Sure, but the end of one method joins up with the next, and even if you ignore the starlight part, the 21cm observations on their own prove the point, the speeds increase with radius while the star density falls.
Your post talked about "margin of error" and you said "This uncertainty is important for dark matter." but the error bars are shown on the chart and the dotted line is a long way outside, that specifically is why I said your analysis was badly flawed. You made the claim without first finding out what the margins were.
And again, you are ignoring the fact that half a dozen other independent techniques give the same answer.
Proposing that we ignore hard evidence just because you don't like the outcome is not science.
my response:

I was proposing we do not ignore this study that found including the M31 magnetic field resulted  in the model matching the rotation curve.
I am proposing proper science is considering studies that question a basic assumption, that dark matter is the only solution.

Since you did not mention that study I linked: I was not ignoring the fact a study did not give the same answer.

I look for an outcome that conforms to all we know. Science is the accumulation of knowledge.

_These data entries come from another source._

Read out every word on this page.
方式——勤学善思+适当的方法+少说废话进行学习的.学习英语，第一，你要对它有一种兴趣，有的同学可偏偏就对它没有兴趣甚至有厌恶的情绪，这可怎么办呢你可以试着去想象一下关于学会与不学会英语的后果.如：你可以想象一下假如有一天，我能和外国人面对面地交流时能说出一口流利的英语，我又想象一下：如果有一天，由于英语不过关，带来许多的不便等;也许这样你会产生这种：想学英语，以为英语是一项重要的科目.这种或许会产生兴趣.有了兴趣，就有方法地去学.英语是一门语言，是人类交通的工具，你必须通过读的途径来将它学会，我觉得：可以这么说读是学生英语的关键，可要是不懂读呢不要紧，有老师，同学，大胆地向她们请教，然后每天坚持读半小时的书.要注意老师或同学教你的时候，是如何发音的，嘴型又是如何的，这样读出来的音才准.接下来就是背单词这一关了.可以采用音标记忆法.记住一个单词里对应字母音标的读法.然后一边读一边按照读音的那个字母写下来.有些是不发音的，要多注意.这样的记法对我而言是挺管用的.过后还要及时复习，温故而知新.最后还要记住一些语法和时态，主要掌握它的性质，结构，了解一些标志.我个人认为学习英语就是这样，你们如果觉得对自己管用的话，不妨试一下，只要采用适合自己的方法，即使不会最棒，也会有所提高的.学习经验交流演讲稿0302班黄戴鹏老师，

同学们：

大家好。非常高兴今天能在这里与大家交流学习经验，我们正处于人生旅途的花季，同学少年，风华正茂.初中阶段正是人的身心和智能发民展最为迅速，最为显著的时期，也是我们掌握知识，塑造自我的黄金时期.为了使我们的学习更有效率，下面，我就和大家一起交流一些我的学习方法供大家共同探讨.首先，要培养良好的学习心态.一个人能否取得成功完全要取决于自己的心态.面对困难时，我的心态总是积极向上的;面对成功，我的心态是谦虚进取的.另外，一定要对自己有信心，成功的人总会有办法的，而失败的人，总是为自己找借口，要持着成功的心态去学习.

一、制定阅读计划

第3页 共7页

The error bars are irrelevant. The point is dark matter presumes we can predict the curve with certainty so any deviation is beyond physics - undetectable dark matter. Your responses have not questioned that absolute certainty. Instead multiple curves show the same deviation. Those just confirm we cannot model the rotation.

his response:

DM: The error bars are irrelevant
The uncertainty was the primary point of your initial post, now you say they are "irrelevant". The fact is that they are the bounds on the actual measurements and those are what science is based on.
From the paper you link:
"The team notes that this finding is still speculative as the understanding of the magnetic fields at such distances is based solely on modeling. Although the magnetic field has been explored for the inner portions of the galaxy (roughly the inner 15 kiloparsecs), no direct measurement has yet been made in the regions in question."
So now actual measurements, just a model contrived to fit.
However, let's assume it is correct. Without it dark matter would need a slightly higher density at the edges, with the magnetic field addition, the standard model of dark matter fits perfectly and the slight rise in speed at the edges is explained as an addition to the effect of dark matter.
OK, that doesn't through any doubt on dark matter, in fact it reinforces it.

My response:

It throws doubt simply because it had been ignored and including it improved the model. The clear implication is 'what else' is missing in the model?
The magnetic field is interacting with the stars electric fields, not with uncharged atoms.
We are so absolutely certain this model is so accurate; this certainty is the basis for dark matter when the model fails. Models must use abstractions. We cannot solve a 1-trillion body problem with a few equations. Dark matter presumes all our abstractions and probabilities in the model are always correct. The fact one study found something in normal physics not in the model is quite useful implying we missed something before being forced to go beyond physics to something undetectable.